American soldiers returned home with severed limbs, scarred beyond belief, or honorably flown to Dover Air Force Base in flag-draped caskets. These were horrible visions that simply traumatized the American public and invoked rage within the ranks. A change of plans was desperately needed and needed quickly. Senior American leadership in Iraq was failing, and a new strategy was desperately needed, specifically in Iraq's dreaded Triangle of Death.

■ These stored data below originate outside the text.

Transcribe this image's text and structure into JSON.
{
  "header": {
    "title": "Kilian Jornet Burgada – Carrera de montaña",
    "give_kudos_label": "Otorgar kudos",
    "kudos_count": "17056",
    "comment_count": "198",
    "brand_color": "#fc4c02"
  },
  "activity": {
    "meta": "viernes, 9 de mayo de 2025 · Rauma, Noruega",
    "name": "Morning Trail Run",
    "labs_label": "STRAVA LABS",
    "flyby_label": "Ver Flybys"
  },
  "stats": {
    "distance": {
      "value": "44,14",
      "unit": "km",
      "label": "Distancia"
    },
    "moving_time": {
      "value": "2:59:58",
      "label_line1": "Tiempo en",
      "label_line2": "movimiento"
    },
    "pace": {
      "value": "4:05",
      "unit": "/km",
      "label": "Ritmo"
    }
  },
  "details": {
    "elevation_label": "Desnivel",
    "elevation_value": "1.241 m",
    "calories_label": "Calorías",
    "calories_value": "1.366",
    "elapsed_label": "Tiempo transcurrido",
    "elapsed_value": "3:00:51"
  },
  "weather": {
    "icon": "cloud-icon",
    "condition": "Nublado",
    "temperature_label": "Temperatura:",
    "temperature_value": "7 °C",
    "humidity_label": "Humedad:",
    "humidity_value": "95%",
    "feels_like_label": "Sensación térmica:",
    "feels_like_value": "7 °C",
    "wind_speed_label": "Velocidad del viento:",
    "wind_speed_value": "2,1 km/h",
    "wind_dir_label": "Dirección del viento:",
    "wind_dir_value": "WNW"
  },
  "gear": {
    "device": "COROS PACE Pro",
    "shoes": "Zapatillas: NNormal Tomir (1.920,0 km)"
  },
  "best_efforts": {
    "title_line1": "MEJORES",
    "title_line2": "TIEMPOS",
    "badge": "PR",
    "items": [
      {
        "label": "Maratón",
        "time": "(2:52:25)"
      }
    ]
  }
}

The White House and Pentagon were shocked and angered with the tragic and declining progress in Iraq. The president and his top brass agreed with a new challenging plan. This plan would be new strategy involving five additional American combat brigades shuffled throughout Iraq to beef up the fight and return victory that was "slipping sideways" under the command of a skeptical theater commander, an incontrollable four-star general with a strange and confusing plan for victory. Additional Iraqi Police and Iraqi Army were needed as well to fight shoulder to shoulder with Americans, and this was needed quickly without any delay. Iraqi Police and Army recruiting was paramount for this new plan. Supplies were needed, funding for the Iraqi workforce was to be guaranteed, and new Iraqi Police stations with roadside checkpoints were demanded to stop the flow of evil that was freely trucked into Baghdad from Iraq's neighboring country of Syria.

The surge became a reality at the tail end of 2006, and American combat units were purged into Baghdad, Ramadi, and beyond in record time. Americans lived, worked, and fought with the Iraqi Police and Iraqi Army. Police stations popped up everywhere. Roadside checkpoints supported police stations and chocked any freedom of movement for the fierce enemy that had once freely killed and mutilated hundreds of Americans and Iraqis over the past fifteen months, and the battle of the White Apartments located in southwest Ramadi was the focal point for victory in Anbar and a massive triumph for the First Armored Division's "Anbar Awakening" that was paired with a company of rugged Indiana Infantry Guardsmen who led the fight with Ramadi's Iraqi Police on that chilly January night.

This is a story of the Iraq War, a story of the Iraqi surge and the Cyclone Soldiers that lead it.